The European Union, a bloc of 27 countries with its own budget and regulatory authority, already funds and oversees a growing portfolio of satellite systems used across the continent. In July, the European Commission proposed a 2028–2034 budget that would increase defense and space spending fivefold to roughly $150 billion over seven years.
Gleason describes Europe’s space ecosystem as divided among three centers of power: the EU, intergovernmental organizations such as the European Space Agency and EUMETSAT, and national space programs.
He says that balance is expected to shift.
The EU is evolving into “the central political and financial driver of European space,” while ESA remains the technical backbone and individual countries retain control over military capabilities, the report says.”’
🌿 Kayrros announced the launch of its biodiversity platform, reports ESG Today:
‘According to Kayrros, the new platform aims to address the finance sector’s biodiversity “blind spot” typified by fragmented and incomplete data that limits investors’ ability to assess nature-related risks and meet evolving regulatory requirements. As biodiversity regulation accelerates, including TNFD, SFDR, CSRD and France’s Article 29, financial institutions are facing growing pressure to integrate measurable biodiversity metrics into investment decision-making.
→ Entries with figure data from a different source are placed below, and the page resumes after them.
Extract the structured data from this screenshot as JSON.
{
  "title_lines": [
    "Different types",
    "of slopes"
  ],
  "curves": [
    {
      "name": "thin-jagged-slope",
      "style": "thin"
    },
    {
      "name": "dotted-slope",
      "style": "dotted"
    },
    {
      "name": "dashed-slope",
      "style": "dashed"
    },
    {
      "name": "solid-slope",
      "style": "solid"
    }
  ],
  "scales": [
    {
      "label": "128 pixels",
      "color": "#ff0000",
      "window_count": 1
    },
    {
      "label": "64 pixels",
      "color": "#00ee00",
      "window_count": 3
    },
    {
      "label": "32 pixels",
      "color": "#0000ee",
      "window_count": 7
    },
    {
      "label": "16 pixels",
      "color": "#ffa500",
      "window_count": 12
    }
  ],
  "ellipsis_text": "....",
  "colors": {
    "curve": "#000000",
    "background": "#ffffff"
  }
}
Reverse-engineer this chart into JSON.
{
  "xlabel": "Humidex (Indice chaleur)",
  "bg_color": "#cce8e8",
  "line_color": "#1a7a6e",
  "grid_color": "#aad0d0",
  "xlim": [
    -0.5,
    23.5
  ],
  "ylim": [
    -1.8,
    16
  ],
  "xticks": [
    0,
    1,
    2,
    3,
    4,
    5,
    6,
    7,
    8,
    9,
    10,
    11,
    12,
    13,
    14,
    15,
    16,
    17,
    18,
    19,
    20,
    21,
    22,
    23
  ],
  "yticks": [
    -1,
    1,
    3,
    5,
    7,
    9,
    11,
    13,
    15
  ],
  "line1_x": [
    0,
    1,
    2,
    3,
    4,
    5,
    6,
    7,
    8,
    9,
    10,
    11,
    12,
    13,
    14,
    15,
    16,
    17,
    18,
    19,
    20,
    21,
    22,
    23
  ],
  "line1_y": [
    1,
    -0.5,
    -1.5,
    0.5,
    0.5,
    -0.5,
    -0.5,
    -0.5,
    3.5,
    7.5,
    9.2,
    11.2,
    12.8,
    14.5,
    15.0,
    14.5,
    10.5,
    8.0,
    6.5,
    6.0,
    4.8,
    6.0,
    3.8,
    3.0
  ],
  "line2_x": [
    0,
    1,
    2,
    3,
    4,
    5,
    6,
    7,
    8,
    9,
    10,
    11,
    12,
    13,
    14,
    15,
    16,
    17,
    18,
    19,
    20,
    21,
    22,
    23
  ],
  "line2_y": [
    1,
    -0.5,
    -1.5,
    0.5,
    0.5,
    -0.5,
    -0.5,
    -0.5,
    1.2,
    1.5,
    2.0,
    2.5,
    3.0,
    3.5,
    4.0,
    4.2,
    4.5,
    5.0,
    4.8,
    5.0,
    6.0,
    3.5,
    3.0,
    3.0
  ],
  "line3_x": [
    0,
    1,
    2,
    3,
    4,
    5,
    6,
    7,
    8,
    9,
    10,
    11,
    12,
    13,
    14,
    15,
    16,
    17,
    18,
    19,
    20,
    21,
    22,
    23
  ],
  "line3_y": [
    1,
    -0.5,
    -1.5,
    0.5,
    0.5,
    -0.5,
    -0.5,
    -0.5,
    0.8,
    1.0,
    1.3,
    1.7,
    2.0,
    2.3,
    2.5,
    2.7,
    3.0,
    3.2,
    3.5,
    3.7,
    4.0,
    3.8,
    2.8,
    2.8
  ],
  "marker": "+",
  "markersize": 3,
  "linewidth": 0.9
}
The company said that its platform is designed to address this gap by utilizing machine learning, satellite imagery and geospatial data to deliver nature impact insights at the individual asset level. The platform provides up-to-date metrics, enabling investors to integrate biodiversity risks into due diligence, portfolio construction and reporting.’
🚀 PayloadSpace reports that SpaceX’s Transporter-16 sent 119 payloads, including from ICEYE, K2 and Unseenlabs, to orbit:
‘SpaceX’s Transporter-16 mission lifted off from Vandenberg Space Force Base this morning, bringing 119 payloads to orbit on the company’s first rideshare mission of 2026. Many of the satellites and payloads on board T-16 are joining growing EO constellations. …
The future isn’t all visual, however, and T-16 is also bringing up a pool of sats focused on RF sensing, with many payloads aiming to provide better situational awareness over the oceans. Communications technologies on orbit are rapidly advancing, and the launch brought a handful of payloads pushing the technological envelope on comms.
And as with past Transporter rideshares, many of the payloads onboard are catching a secondary ride through the growing pool of orbital transfer vehicles and reentry spacecraft.’
💰 The FT reports that venture capitalists are ‘pouring hundreds of millions of dollars into start-ups planning to launch AI systems into space’, after Jeff Bezos, Elon Musk and Nvidia chief Jensen Huang poured rocket fuel on the idea in recent weeks.
‘Musk’s SpaceX and Bezos’s Blue Origin are both working on projects to launch AI data centres made up of thousands of satellites into orbit, while Nvidia this month unveiled new AI chips designed to work in space.
That has helped drive investor interest in US start-ups Starcloud and Aetherflux, which are also developing solar-powered orbital AI data centres.
The companies’ planned systems would handle requests sent from terrestrial users to AI apps such as ChatGPT or Claude Code, beaming the responses back to Earth. In the coming years, advocates believe AI computers in space could operate more cheaply than comparable systems on Earth.’